Elle opta donc pour un lieu légèrement plus insolite : le parc. Bien emmitouflée dans son manteau, son écharpe de Gryffondor autour du cou, elle s'avança dans le froid, ses pieds gelés tandis que la neige pénétrait dans ses chaussures. Elle s'assit au pied d'un arbre, prenant bien soin qu'on ne puisse pas la voir depuis le château, et elle attendit.
Elle avait passé le reste de ses vacances à éviter Harry et Rogue. Le premier avec moins de succès que le second, en un sens, tant mieux. Harry ne savait rien, et il valait mieux pour tout le monde qu'il reste dans l'ignorance. Alors que son professeur de potions en savait malheureusement beaucoup trop.
Parfois, depuis sa chambre, elle l'avait entendu remuer de l'autre côté du mur, mais jamais elle ne l'avait croisé directement. Et elle était déjà reconnaissante de sa discrétion. Il aurait très bien pu l'humilier aux yeux de toute l'école, ou pire, la faire renvoyer. Elle n'était pourtant pas assez stupide pour croire que les représailles ne viendraient pas, et elle eut raison de se méfier.
Les cours reprirent bientôt, les élèves revenant de leurs vacances redonnaient un peu de vie au château presque vide pendant ces vacances. Tout était comme avant. Sauf pour Hermione. Impuissante cependant, elle ne put qu'attendre la reprise des cours, l'attendant et la redoutant tout à la fois. Sa première journée de cours démarrait avec un cours de potions, pour couronner le tout, en commun avec les Serpentards.

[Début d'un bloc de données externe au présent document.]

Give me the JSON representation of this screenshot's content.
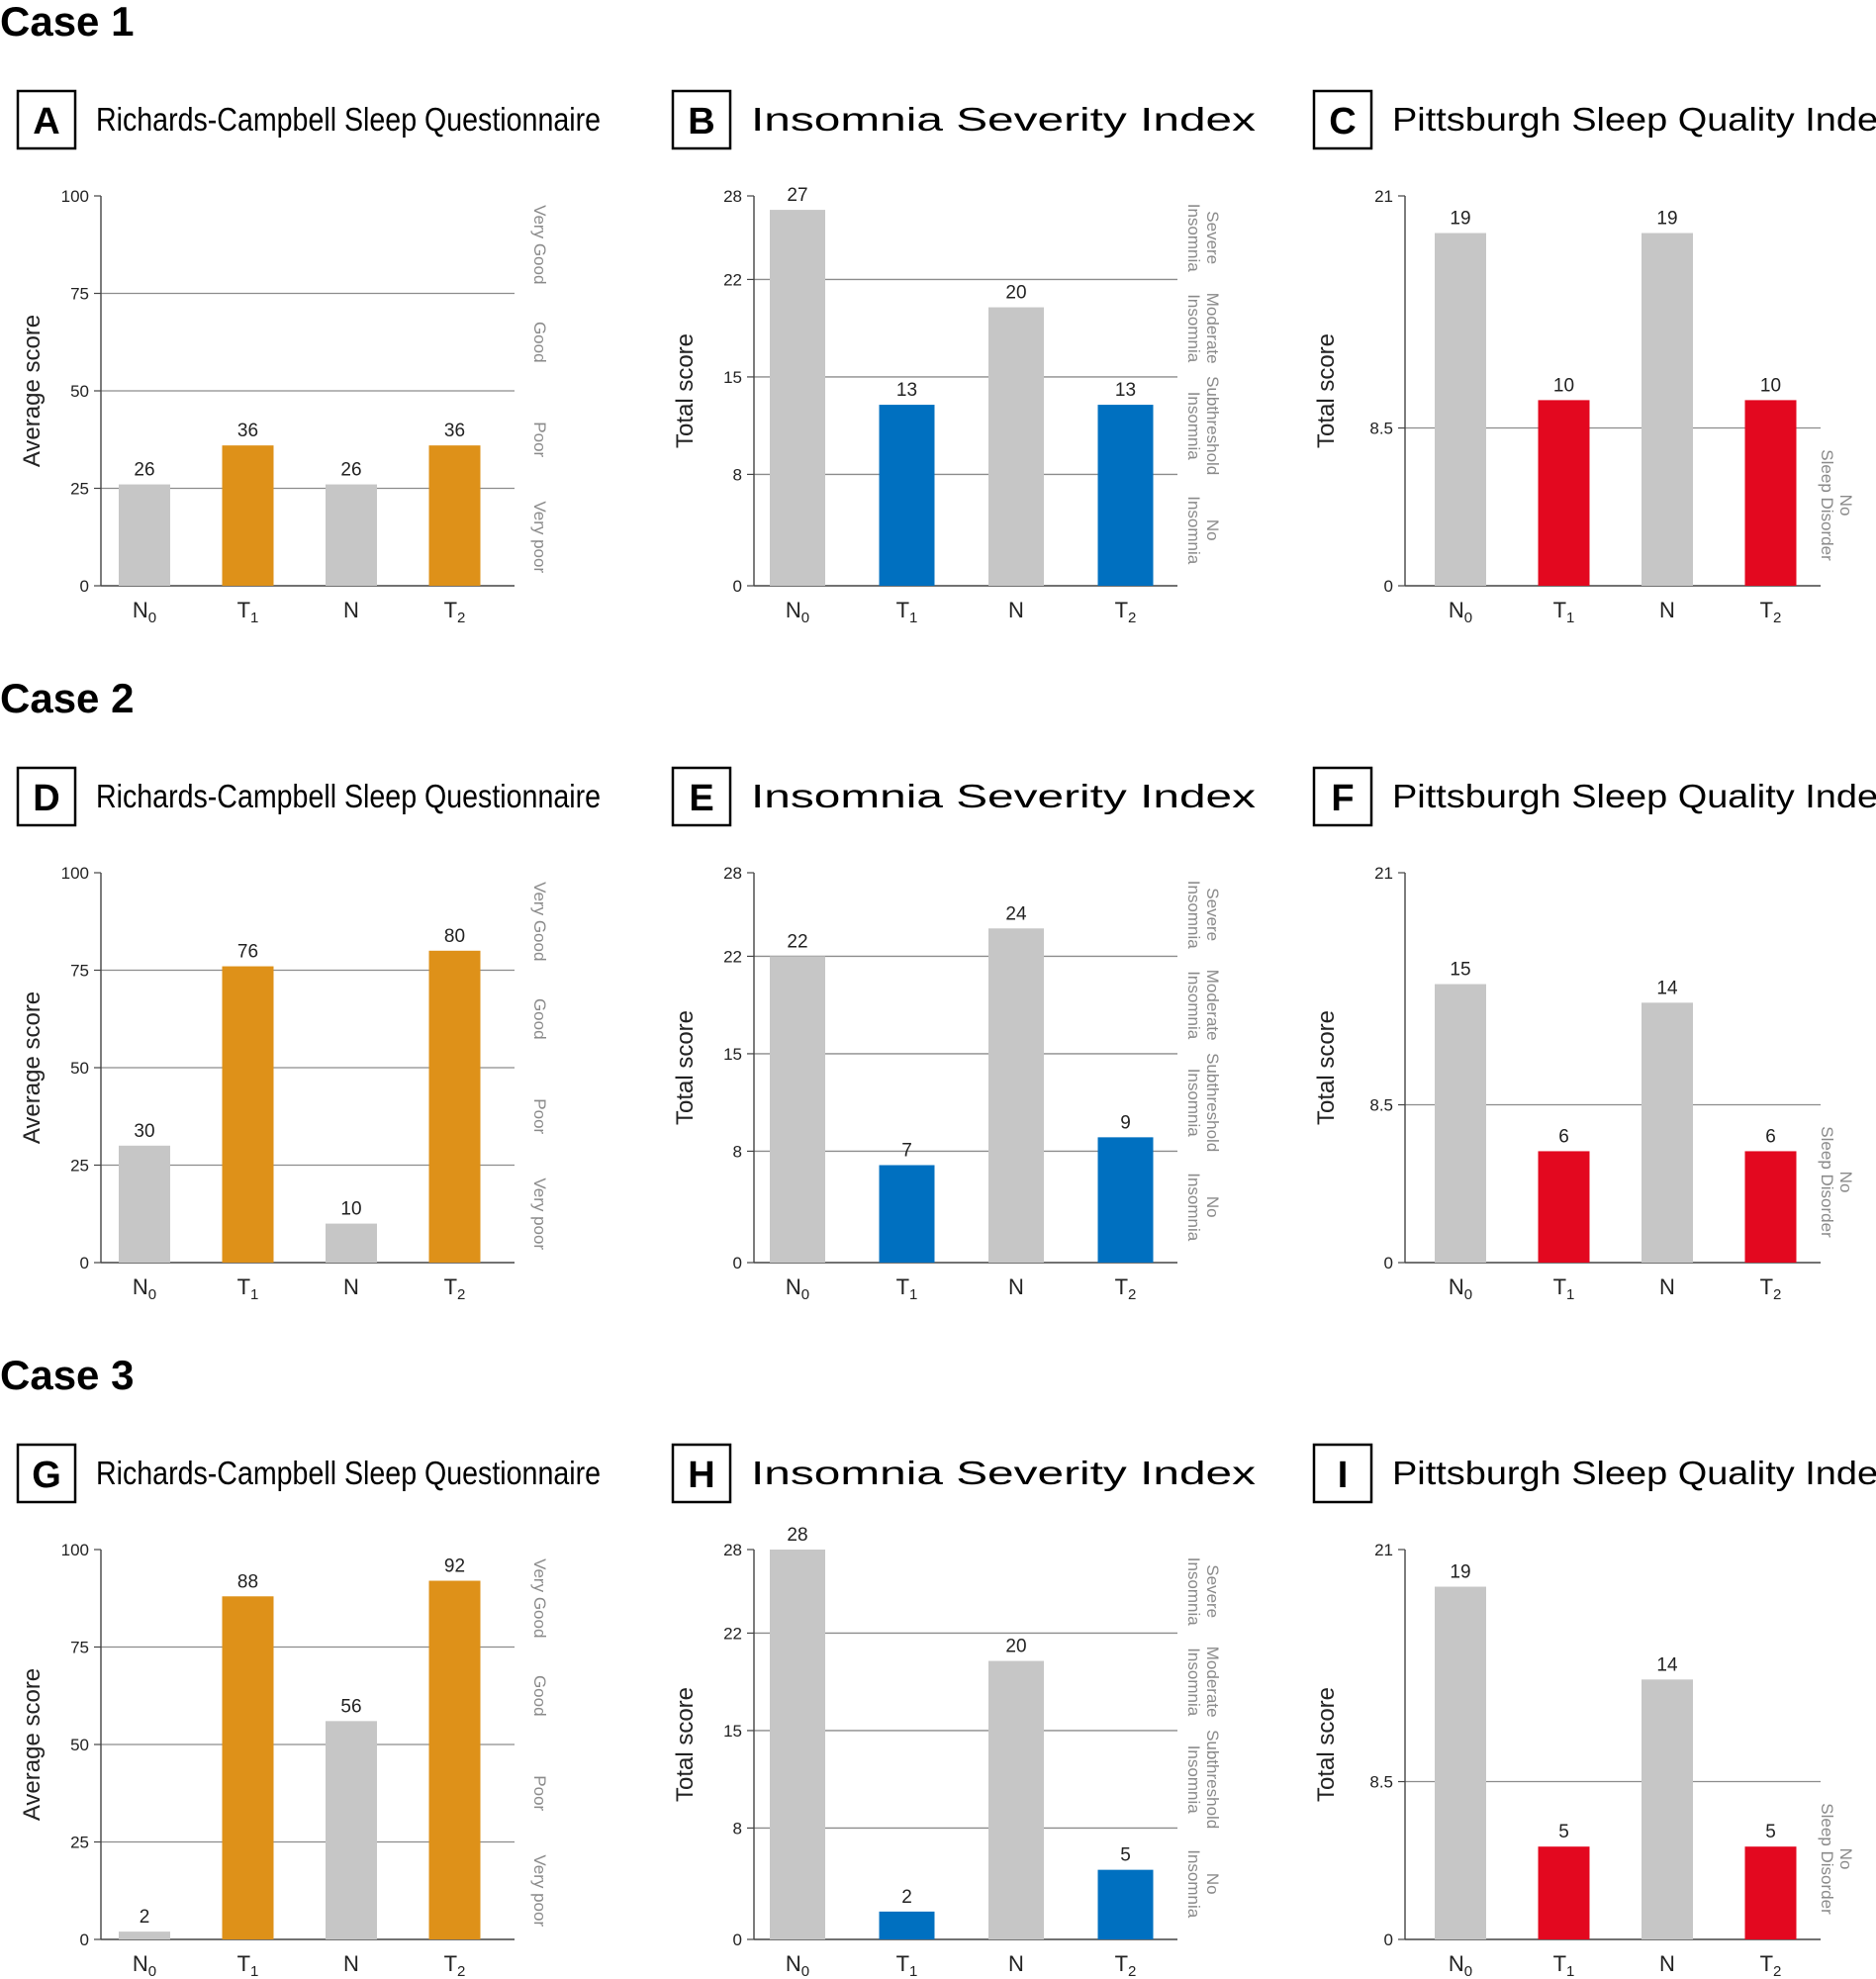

Soudain, elle crut comprendre. Rogue avait simplement attendu de pouvoir l'humilier publiquement, il allait frapper ce matin, devant une foule de vert et argent hilares. Et dire qu'elle ne pouvait pas sécher son cours, saleté de sens moral !

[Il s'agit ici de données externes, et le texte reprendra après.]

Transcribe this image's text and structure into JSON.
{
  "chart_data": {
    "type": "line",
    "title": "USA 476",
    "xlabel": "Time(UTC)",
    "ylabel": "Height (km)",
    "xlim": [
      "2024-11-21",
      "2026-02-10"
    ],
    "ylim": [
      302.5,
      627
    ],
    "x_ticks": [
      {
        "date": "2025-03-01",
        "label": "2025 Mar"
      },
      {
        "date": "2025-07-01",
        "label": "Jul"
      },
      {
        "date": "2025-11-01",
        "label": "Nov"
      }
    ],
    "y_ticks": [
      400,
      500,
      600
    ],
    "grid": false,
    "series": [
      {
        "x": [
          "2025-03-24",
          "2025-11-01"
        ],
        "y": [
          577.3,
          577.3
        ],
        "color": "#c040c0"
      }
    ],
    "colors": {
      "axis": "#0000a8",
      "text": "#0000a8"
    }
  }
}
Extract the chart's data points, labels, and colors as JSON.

Après avoir judicieusement sauté le petit déjeuner ce matin là, elle se rendit donc jusqu'aux cachots, une boule au ventre. La présence d'Harry et de Ron ne l'apaisa pas le moins du monde, bien au contraire même. La présence de son petit-ami rendait la situation plus gênante encore, mais elle ne pouvait pas éviter la confrontation désormais, l'heure était venue.
Elle alla s'installer à sa place habituelle puisqu'elle était toujours officiellement en couple avec Harry… mais cette situation ne pourrait plus durer, elle le savait, mais il était trop tôt… bien trop tôt pour l'affronter. Avec un peu de chance, si Rogue la savait encore avec Harry, il allait croire qu'il s'était fait des idées. En repoussant ainsi l'inévitable, elle savait qu'elle se faisait plus de mal, qu'elle faisait plus de mal à Harry surtout. Ce qu'elle ignorait, c'était qu'elle faisait aussi plus de mal à Severus.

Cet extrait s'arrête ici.